- Born: March 12, 1936 Nanking, China
- Died: August 29, 2020 (aged 84) Cambridge, Massachusetts, U.S.
- Education: Massachusetts Institute of Technology (BS, MS) University of Pennsylvania (PhD)
- Scientific career
- Fields: Chemical and biological engineering
- Workplaces: Massachusetts Institute of Technology
- Doctoral advisor: Arthur E. Humphrey
- Notable students: Noubar Afeyan

= Daniel I.C. Wang =

American academic (1936–2020)

Daniel I-Chyau Wang (王義翹 (Wáng Yìqiào)；March 12, 1936 - August 29, 2020) was a Chinese-American chemical engineer. He was an Institute Professor at the Massachusetts Institute of Technology. He was known for founding the MIT Biotechnology Process Engineering Center and the expansion of the field of biochemical engineering.

==Career==
Wang received his B.S. (1959) and M.S. (1961) from the Massachusetts Institute of Technology (MIT), and Ph.D. from in chemical engineering from the University of Pennsylvania in 1963 working with Arthur E. Humphrey on high‐temperature short‐time sterilization.

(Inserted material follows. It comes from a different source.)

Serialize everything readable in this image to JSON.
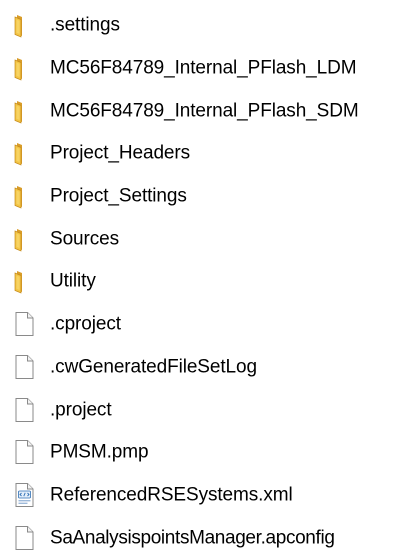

Wang joined the MIT faculty in 1965 as a member of the department of Nutrition and Food Science. In 1995, he was named an Institute Professor. While at MIT, he established joint programs with the National University of Singapore which would ultimately become a part of the Singapore-MIT Alliance for Research and Technology (SMART) Centre. His research on fermentation, monitoring and control of bioprocesses, renewable resource utilization, enzyme technology, product recovery and purification, protein aggregation and refolding, and mammalian cell cultures made him a pioneer in biochemical and biological engineering.

Wang was a member of the National Academy of Engineering, the American Academy of Arts and Sciences, and Academia Sinica. He co-authored five books and more than 250 papers in professional journals. He was a co-founder of the Society for Biological Engineering of the American Institute of Chemical Engineers. In 2019, the American Institute of Chemical Engineers established the D.I.C. Wang Award for Excellence in Biochemical Engineering in his honor.